An alarming issue that many families currently face is the misconception of labeling estate planning as a rich people problem. And because of the lack of preparation and planning, beneficiaries bear the unfortunate consequences of overlooking something significant.
To make matters worse, the challenges that arise come in different forms and take an unnecessarily long time to resolve. And to give you a basic understanding of what’s to happen, here are some of the negative impacts:
You Don’t Get A Say
If and when your time does come, and you’ve left no estate plan whatsoever, you won’t get a say in how the court rules, divides, and gives away all of your assets. The court will follow intestacy laws on the probate of your possessions, which means there is a big chance that your belongings go to people you never intended.

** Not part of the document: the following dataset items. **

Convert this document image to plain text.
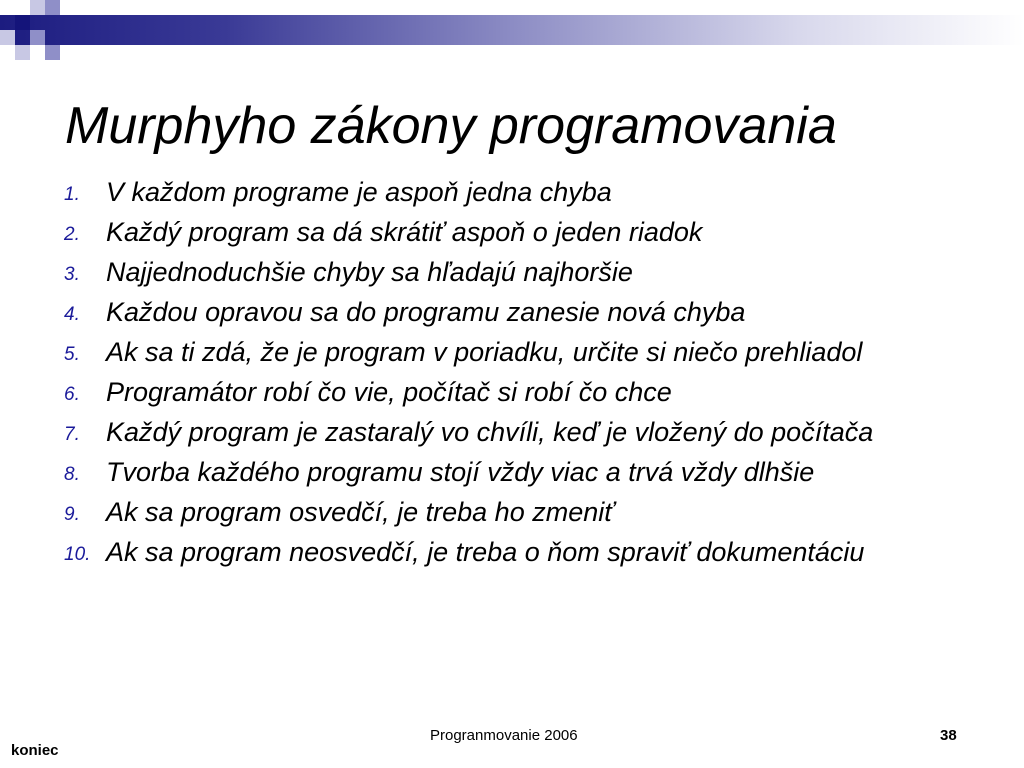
Murphyho zákony programovania
1. V každom programe je aspoň jedna chyba
2. Každý program sa dá skrátiť aspoň o jeden riadok
3. Najjednoduchšie chyby sa hľadajú najhoršie
4. Každou opravou sa do programu zanesie nová chyba
5. Ak sa ti zdá, že je program v poriadku, určite si niečo prehliadol
6. Programátor robí čo vie, počítač si robí čo chce
7. Každý program je zastaralý vo chvíli, keď je vložený do počítača
8. Tvorba každého programu stojí vždy viac a trvá vždy dlhšie
9. Ak sa program osvedčí, je treba ho zmeniť
10. Ak sa program neosvedčí, je treba o ňom spraviť dokumentáciu
Progranmovanie 2006	38
koniec
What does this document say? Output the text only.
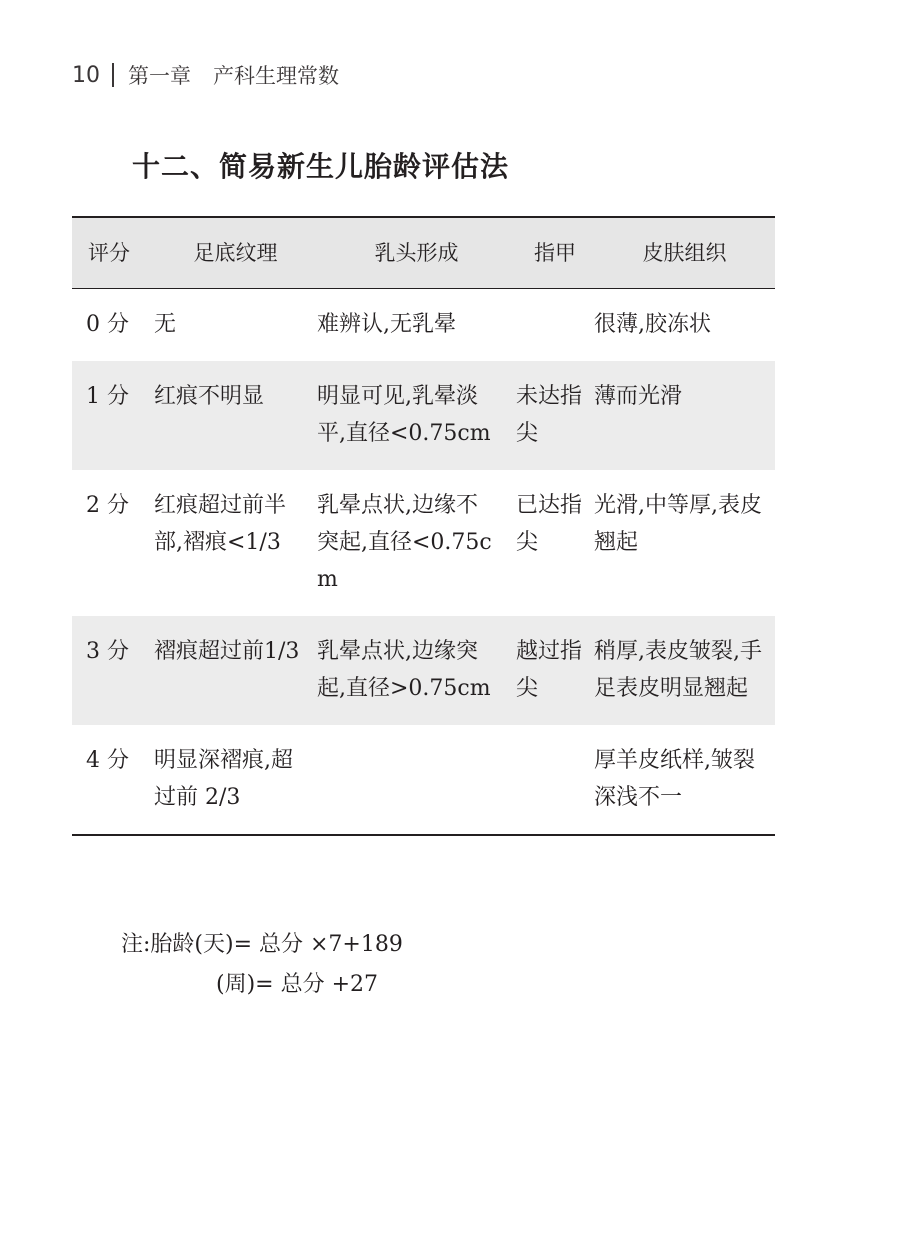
10 第一章 产科生理常数
十二、简易新生儿胎龄评估法
评分	足底纹理	乳头形成	指甲	皮肤组织
0 分	无	难辨认,无乳晕		很薄,胶冻状
1 分	红痕不明显	明显可见,乳晕淡平,直径<0.75cm	未达指尖	薄而光滑
2 分	红痕超过前半部,褶痕<1/3	乳晕点状,边缘不突起,直径<0.75cm	已达指尖	光滑,中等厚,表皮翘起
3 分	褶痕超过前1/3	乳晕点状,边缘突起,直径>0.75cm	越过指尖	稍厚,表皮皱裂,手足表皮明显翘起
4 分	明显深褶痕,超过前 2/3			厚羊皮纸样,皱裂深浅不一
注:胎龄(天)= 总分 ×7+189
(周)= 总分 +27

Take, for example, a divorced spouse whom you have no plans of giving away your assets.
Furthermore, probates can take an exceedingly long time to process, which means beneficiaries won’t have immediate access to funds to meet any due expenses on your behalf.
Your Beneficiaries Suffer
Another negative impact of the lack of estate planning is that it can cause in-fighting among your beneficiaries, debating who gets what from your assets. It causes a considerable family mess and might break bonds that should be working together during such an emotional time instead of fighting.
On top of that, your beneficiaries will also have to pay probate fees, expenses, and other obligations that would’ve been quickly answered if you had planned earlier.
What Can You Do?
If you can afford the spare time, then we strongly urge you to take the opportunity and begin planning early in case anything unexpected were to happen. This saves your beneficiaries from going through so much trouble and grants you peace of mind knowing that your future is safe and accounted for.
#1 Plan Ahead
Firstly, you must prepare the necessary documents to outline your wishes on how your possessions and assets will be distributed among your beneficiaries. Likewise, you’ll also need to prepare any relevant documents that will state what you want to happen if you are incapacitated or unable to make decisions.
- Will And Testament: At the core of your estate plan is your will and testament. This will inform the court not to distribute your assets according to intestacy laws, but instead according to your wishes.
- Trust: A living trust will spare your beneficiaries the trouble of waiting a long time. This appoints a trustee to manage and distribute your estate should you become incapacitated or pass away and save on unnecessary expensive probate costs.
- Advance Healthcare Directive: Also known as a medical directive, this document will specifically outline what medical care you wish to receive if you cannot decide on your own. This prevents family, loved ones, and medical professionals from arguing and unneeded confusion.
#2 Ask Help From A Professional
Of course, before finalizing on any of the documents you’ve prepared, don’t shy away from the help of an experienced trust lawyer and estate planning professional to review and guide you. The last thing you’ll want to happen is for your papers to be misunderstood and taken the wrong way. A professional can help clarify anything you don’t understand and offer advice to make the distribution of your assets happen smoothly.
No One Is Exempt From The Unexpected
When it comes to the unexpected, everyone is equal, and no one can predict the inevitable. Anything can happen to anyone, and that reason alone is what makes estate planning necessary for everyone to do. So save yourself and your family the trouble of arguing in the future and plan.